- Born: Stanley Ambrose Harrington Reynolds November 27, 1934 Holyoke, Massachusetts, U.S.
- Died: November 27, 2016 (aged 82)
- Occupations: Journalist; author; critic;
- Spouse(s): Gillian Morton ​ ​(m. 1958; div. 1975)​ Jane McLoughlin ​(m. 2004)​
- Children: 3
- Parent(s): Ambrose Harrington Reynolds Irene Ducharme

= Stanley Reynolds =

Stanley Ambrose Harrington Reynolds (November 27, 1934 – November 27, 2016) was an American journalist, author, and critic who spent most of his life in the UK.

Reynolds was born in Holyoke, Massachusetts on November 27, 1934 to Ambrose Harrington Reynolds, a sales manager for the R. J. Reynolds Tobacco Company, and Irene Ducharme, who was French-Canadian. He was raised as a Catholic, and spoke only French until he was four. He served in the US military with the First Infantry Division. He met his first wife, Gillian Morton, in Holyoke; she was from Liverpool and was spending a year studying at Mount Holyoke College. The couple moved to the UK together, where they married in 1958. They returned to the US for a year, and Reynolds worked as a reporter for The Providence Journal in Rhode Island, but the couple had returned to the UK by 1960.

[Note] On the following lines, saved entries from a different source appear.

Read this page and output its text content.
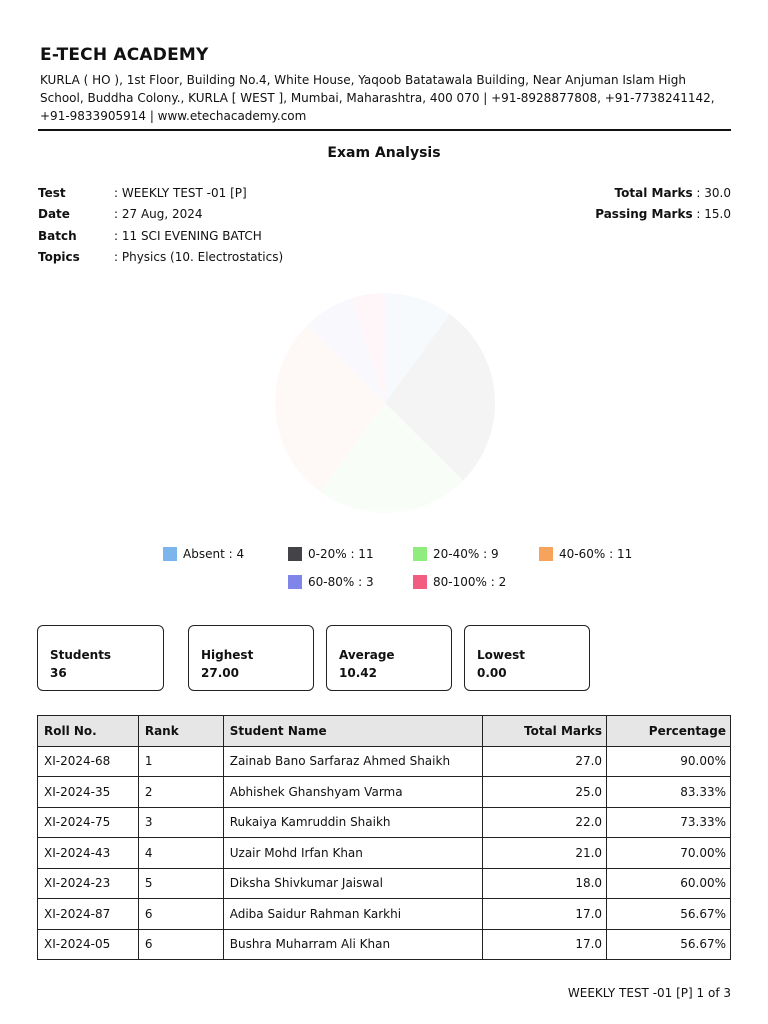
E-TECH ACADEMY
KURLA ( HO ), 1st Floor, Building No.4, White House, Yaqoob Batatawala Building, Near Anjuman Islam High School, Buddha Colony., KURLA [ WEST ], Mumbai, Maharashtra, 400 070 | +91-8928877808, +91-7738241142, +91-9833905914 | www.etechacademy.com
Exam Analysis
Test	: WEEKLY TEST -01 [P]
Date	: 27 Aug, 2024
Batch	: 11 SCI EVENING BATCH
Topics	: Physics (10. Electrostatics)
Total Marks
: 30.0
Passing Marks
: 15.0
Absent : 4	0-20% : 11	20-40% : 9	40-60% : 11
60-80% : 3	80-100% : 2
Students
36
Highest
27.00
Average
10.42
Lowest
0.00
Roll No.	Rank	Student Name	Total Marks	Percentage
XI-2024-68	1	Zainab Bano Sarfaraz Ahmed Shaikh	27.0	90.00%
XI-2024-35	2	Abhishek Ghanshyam Varma	25.0	83.33%
XI-2024-75	3	Rukaiya Kamruddin Shaikh	22.0	73.33%
XI-2024-43	4	Uzair Mohd Irfan Khan	21.0	70.00%
XI-2024-23	5	Diksha Shivkumar Jaiswal	18.0	60.00%
XI-2024-87	6	Adiba Saidur Rahman Karkhi	17.0	56.67%
XI-2024-05	6	Bushra Muharram Ali Khan	17.0	56.67%
WEEKLY TEST -01 [P] 1 of 3
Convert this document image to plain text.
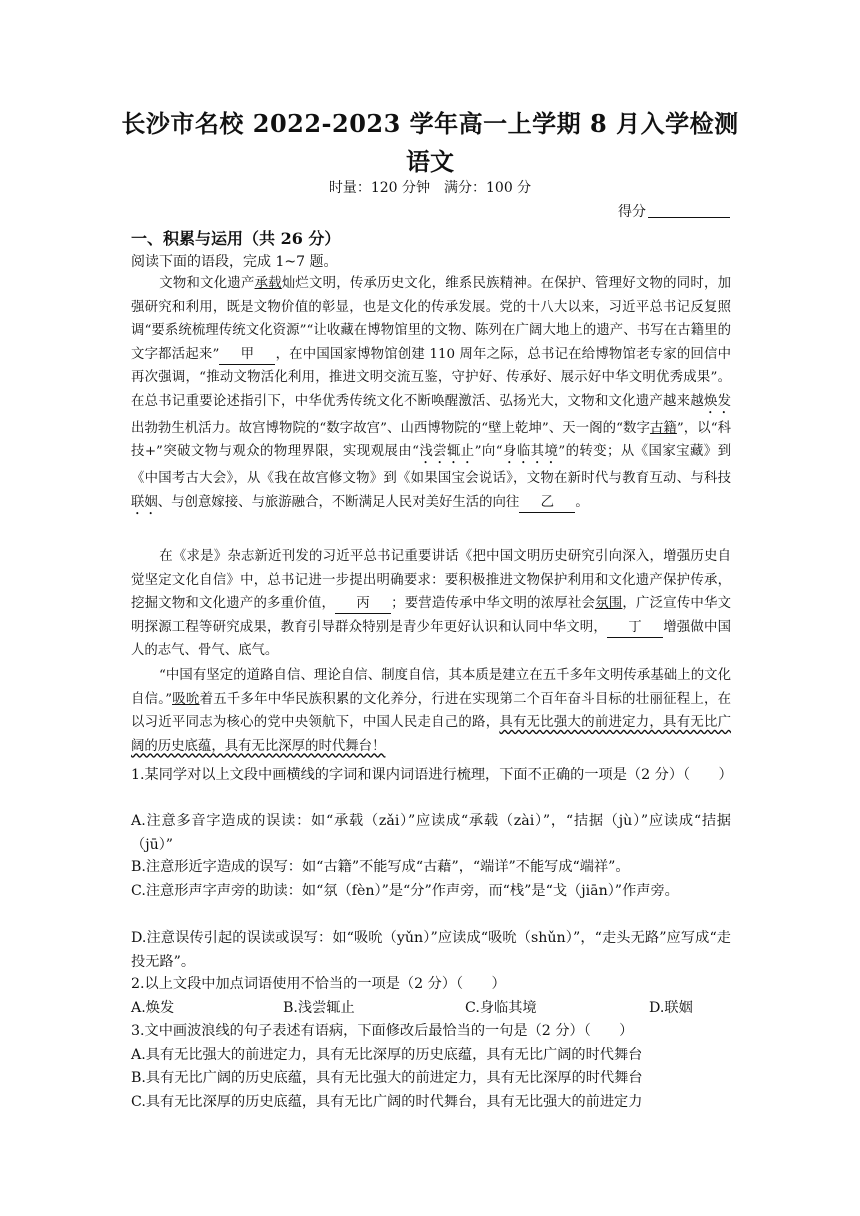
长沙市名校 2022-2023 学年高一上学期 8 月入学检测
语文
时量：120 分钟　满分：100 分
得分
一、积累与运用（共 26 分）
阅读下面的语段，完成 1~7 题。
文物和文化遗产承载灿烂文明，传承历史文化，维系民族精神。在保护、管理好文物的同时，加强研究和利用，既是文物价值的彰显，也是文化的传承发展。党的十八大以来，习近平总书记反复照调“要系统梳理传统文化资源”“让收藏在博物馆里的文物、陈列在广阔大地上的遗产、书写在古籍里的文字都活起来” 甲 ，在中国国家博物馆创建 110 周年之际，总书记在给博物馆老专家的回信中再次强调，“推动文物活化利用，推进文明交流互鉴，守护好、传承好、展示好中华文明优秀成果”。在总书记重要论述指引下，中华优秀传统文化不断唤醒激活、弘扬光大，文物和文化遗产越来越焕发出勃勃生机活力。故宫博物院的“数字故宫”、山西博物院的“壁上乾坤”、天一阁的“数字古籍”，以“科技+”突破文物与观众的物理界限，实现观展由“浅尝辄止”向“身临其境”的转变；从《国家宝藏》到《中国考古大会》，从《我在故宫修文物》到《如果国宝会说话》，文物在新时代与教育互动、与科技联姻、与创意嫁接、与旅游融合，不断满足人民对美好生活的向往 乙 。
在《求是》杂志新近刊发的习近平总书记重要讲话《把中国文明历史研究引向深入，增强历史自觉坚定文化自信》中，总书记进一步提出明确要求：要积极推进文物保护利用和文化遗产保护传承，挖掘文物和文化遗产的多重价值， 丙 ；要营造传承中华文明的浓厚社会氛围，广泛宣传中华文明探源工程等研究成果，教育引导群众特别是青少年更好认识和认同中华文明， 丁 增强做中国人的志气、骨气、底气。
“中国有坚定的道路自信、理论自信、制度自信，其本质是建立在五千多年文明传承基础上的文化自信。”吸吮着五千多年中华民族积累的文化养分，行进在实现第二个百年奋斗目标的壮丽征程上，在以习近平同志为核心的党中央领航下，中国人民走自己的路，具有无比强大的前进定力，具有无比广阔的历史底蕴，具有无比深厚的时代舞台！
1.某同学对以上文段中画横线的字词和课内词语进行梳理，下面不正确的一项是（2 分）（　　）
A.注意多音字造成的误读：如“承载（zǎi）”应读成“承载（zài）”，“拮据（jù）”应读成“拮据（jū）”
B.注意形近字造成的误写：如“古籍”不能写成“古藉”，“端详”不能写成“端祥”。
C.注意形声字声旁的助读：如“氛（fèn）”是“分”作声旁，而“栈”是“戈（jiān）”作声旁。
D.注意误传引起的误读或误写：如“吸吮（yǔn）”应读成“吸吮（shǔn）”，“走头无路”应写成“走投无路”。
2.以上文段中加点词语使用不恰当的一项是（2 分）（　　）
A.焕发	B.浅尝辄止	C.身临其境	D.联姻
3.文中画波浪线的句子表述有语病，下面修改后最恰当的一句是（2 分）（　　）
A.具有无比强大的前进定力，具有无比深厚的历史底蕴，具有无比广阔的时代舞台
B.具有无比广阔的历史底蕴，具有无比强大的前进定力，具有无比深厚的时代舞台
C.具有无比深厚的历史底蕴，具有无比广阔的时代舞台，具有无比强大的前进定力
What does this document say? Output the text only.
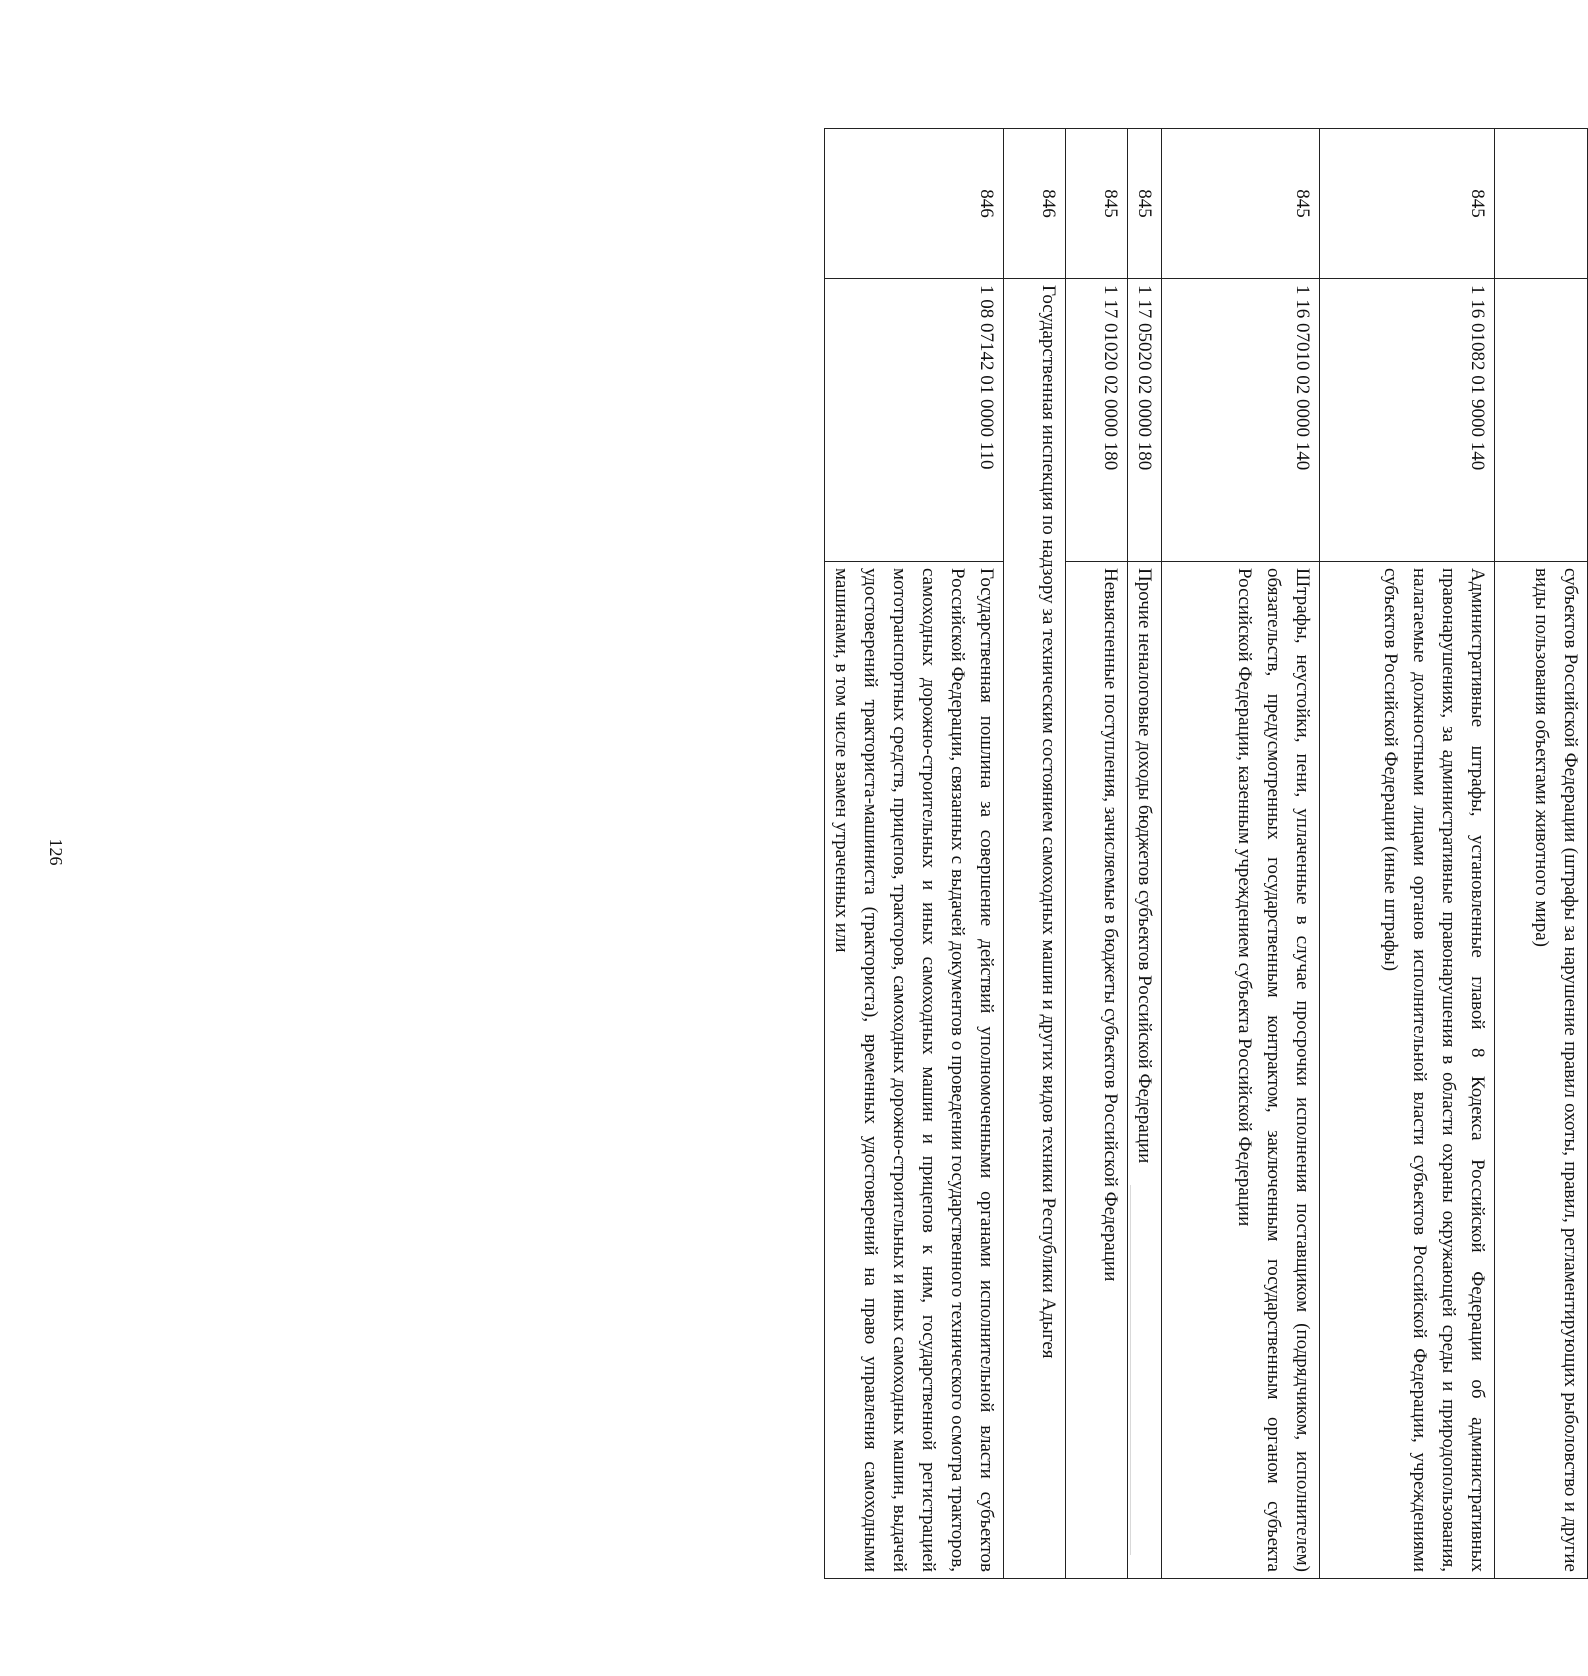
126
			субъектов Российской Федерации (штрафы за нарушение правил охоты, правил, регламентирующих рыболовство и другие виды пользования объектами животного мира)
845	1 16 01082 01 9000 140	Административные штрафы, установленные главой 8 Кодекса Российской Федерации об административных правонарушениях, за административные правонарушения в области охраны окружающей среды и природопользования, налагаемые должностными лицами органов исполнительной власти субъектов Российской Федерации, учреждениями субъектов Российской Федерации (иные штрафы)
845	1 16 07010 02 0000 140	Штрафы, неустойки, пени, уплаченные в случае просрочки исполнения поставщиком (подрядчиком, исполнителем) обязательств, предусмотренных государственным контрактом, заключенным государственным органом субъекта Российской Федерации, казенным учреждением субъекта Российской Федерации
845	1 17 05020 02 0000 180	Прочие неналоговые доходы бюджетов субъектов Российской Федерации
845	1 17 01020 02 0000 180	Невыясненные поступления, зачисляемые в бюджеты субъектов Российской Федерации
846	Государственная инспекция по надзору за техническим состоянием самоходных машин и других видов техники Республики Адыгея	
846	1 08 07142 01 0000 110	Государственная пошлина за совершение действий уполномоченными органами исполнительной власти субъектов Российской Федерации, связанных с выдачей документов о проведении государственного технического осмотра тракторов, самоходных дорожно-строительных и иных самоходных машин и прицепов к ним, государственной регистрацией мототранспортных средств, прицепов, тракторов, самоходных дорожно-строительных и иных самоходных машин, выдачей удостоверений тракториста-машиниста (тракториста), временных удостоверений на право управления самоходными машинами, в том числе взамен утраченных или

Reynolds worked for The Guardian in the 1960s, and published his first novel, Better Dead than Red, in 1964; it was praised by Anthony Burgess as "savagely funny". He also wrote the lyrics for a production of George Bernard Shaw's Androcles and the Lion. He became The Times television reviewer in 1972. By this time, he had turned freelance, and wrote for The Guardian, The Times, and Punch, where he took a job as literary editor in 1980. Around 1980, he made a BBC documentary called Great Little Railways, about a trip through the Ecuadorean Andes. Later he contributed to The European.

His first marriage ended in divorce in 1975. In an interview in 2018, his first wife, the journalist Gillian Reynolds, reported that she was the victim of domestic violence. "When sober he was lovely, when drunk monstrous", she said. She gained custody of the couple's three sons. He married Jane McLoughlin in 2004. He wrote crime novels included Death Dyed Blonde, which appeared in 2008. He was a notoriously heavy drinker, but gave up alcohol in 1984. He had a serious heart attack in 2003 and became increasingly disabled, till he was unable to walk. He died on November 27, 2016.